In recent weeks, about 7,000 people, 80 airplanes and helicopters, and more than 1,000 vehicles have been engaged in fighting the fires, according to the Emergency Situations Ministry.

"We have a particularly hard season this year," Sergei Zhurkov, chief of forestry resources for the Irkutsk region, said in a telephone interview.

"I must say that most fires, at least 80% of them, are caused by people and their carelessness," he said. "Of course some fires must have been set deliberately to cover up misappropriation of timber and illegal lumbering. All such cases are thoroughly investigated, but it is extremely difficult for law enforcement to prove that a fire was set deliberately and with criminal intent."

About 400 square miles of forest have burned in the Irkutsk region, Zhurkov said.

"We combated the fires as best we could," he said. "We used planes and a lot of other equipment. Thousands of people from various organizations and local residents were enlisted to fight the fires. Fortunately, we had no loss of life."

In a reflection of just how vast Russia's forests are, there have been very few reports of destruction of homes despite the extensive acreage already burned. No villages or houses have been lost to fire in the Irkutsk region, Zhurkov said.

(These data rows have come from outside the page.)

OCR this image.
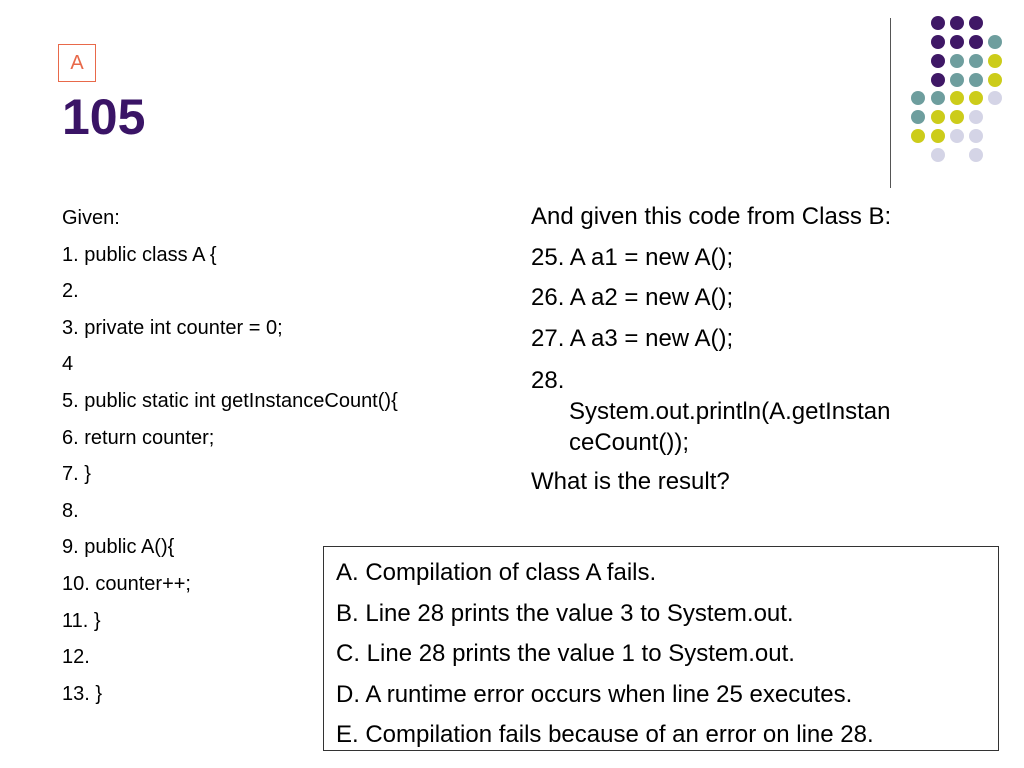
A
105
Given:
1. public class A {
2.
3. private int counter = 0;
4
5. public static int getInstanceCount(){
6. return counter;
7. }
8.
9. public A(){
10. counter++;
11. }
12.
13. }
And given this code from Class B:
25. A a1 = new A();
26. A a2 = new A();
27. A a3 = new A();
28.
System.out.println(A.getInstan
ceCount());
What is the result?
A. Compilation of class A fails.
B. Line 28 prints the value 3 to System.out.
C. Line 28 prints the value 1 to System.out.
D. A runtime error occurs when line 25 executes.
E. Compilation fails because of an error on line 28.
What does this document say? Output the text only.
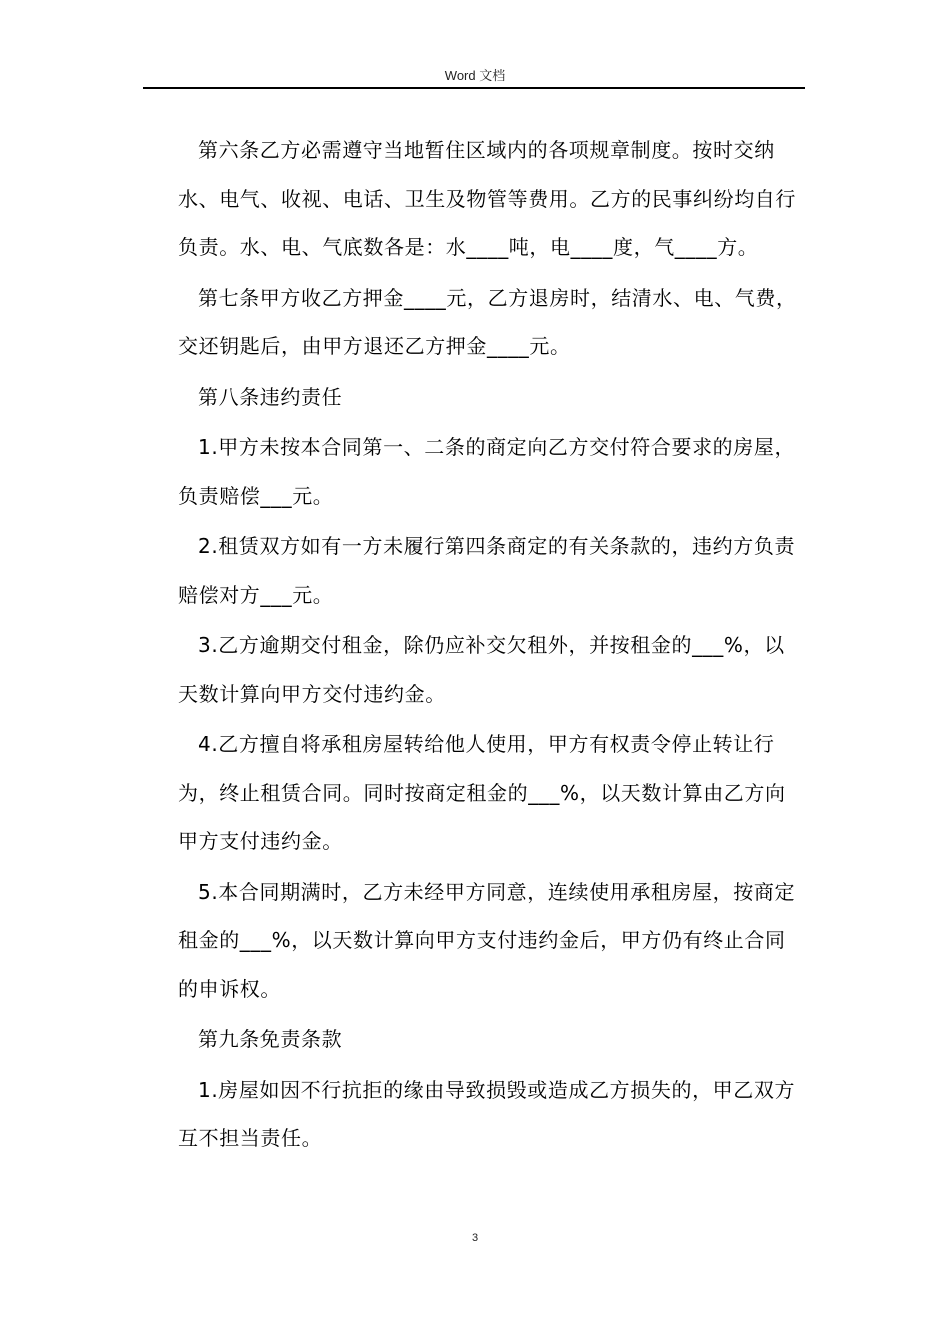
Word 文档

第六条乙方必需遵守当地暂住区域内的各项规章制度。按时交纳水、电气、收视、电话、卫生及物管等费用。乙方的民事纠纷均自行负责。水、电、气底数各是：水____吨，电____度，气____方。

第七条甲方收乙方押金____元，乙方退房时，结清水、电、气费，交还钥匙后，由甲方退还乙方押金____元。

第八条违约责任

1.甲方未按本合同第一、二条的商定向乙方交付符合要求的房屋，负责赔偿___元。

2.租赁双方如有一方未履行第四条商定的有关条款的，违约方负责赔偿对方___元。

3.乙方逾期交付租金，除仍应补交欠租外，并按租金的___%，以天数计算向甲方交付违约金。

4.乙方擅自将承租房屋转给他人使用，甲方有权责令停止转让行为，终止租赁合同。同时按商定租金的___%，以天数计算由乙方向甲方支付违约金。

5.本合同期满时，乙方未经甲方同意，连续使用承租房屋，按商定租金的___%，以天数计算向甲方支付违约金后，甲方仍有终止合同的申诉权。

第九条免责条款

1.房屋如因不行抗拒的缘由导致损毁或造成乙方损失的，甲乙双方互不担当责任。

3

Andrei Asharin, a natural resources official in Khabarovsk, said in a telephone interview that in his region eight houses were destroyed when a forest fire spread to the village of Bolon, 200 miles north of Khabarovsk.

In May, however, about 100 residents of forest villages in the Amur region were made homeless by one fire, the Emergency Situations Ministry reported.

Asharin said that to his knowledge no arson case in his region has made it to court this year. "No one was caught in the act," he said.

Times staff writer Sergei L. Loiko contributed to this report.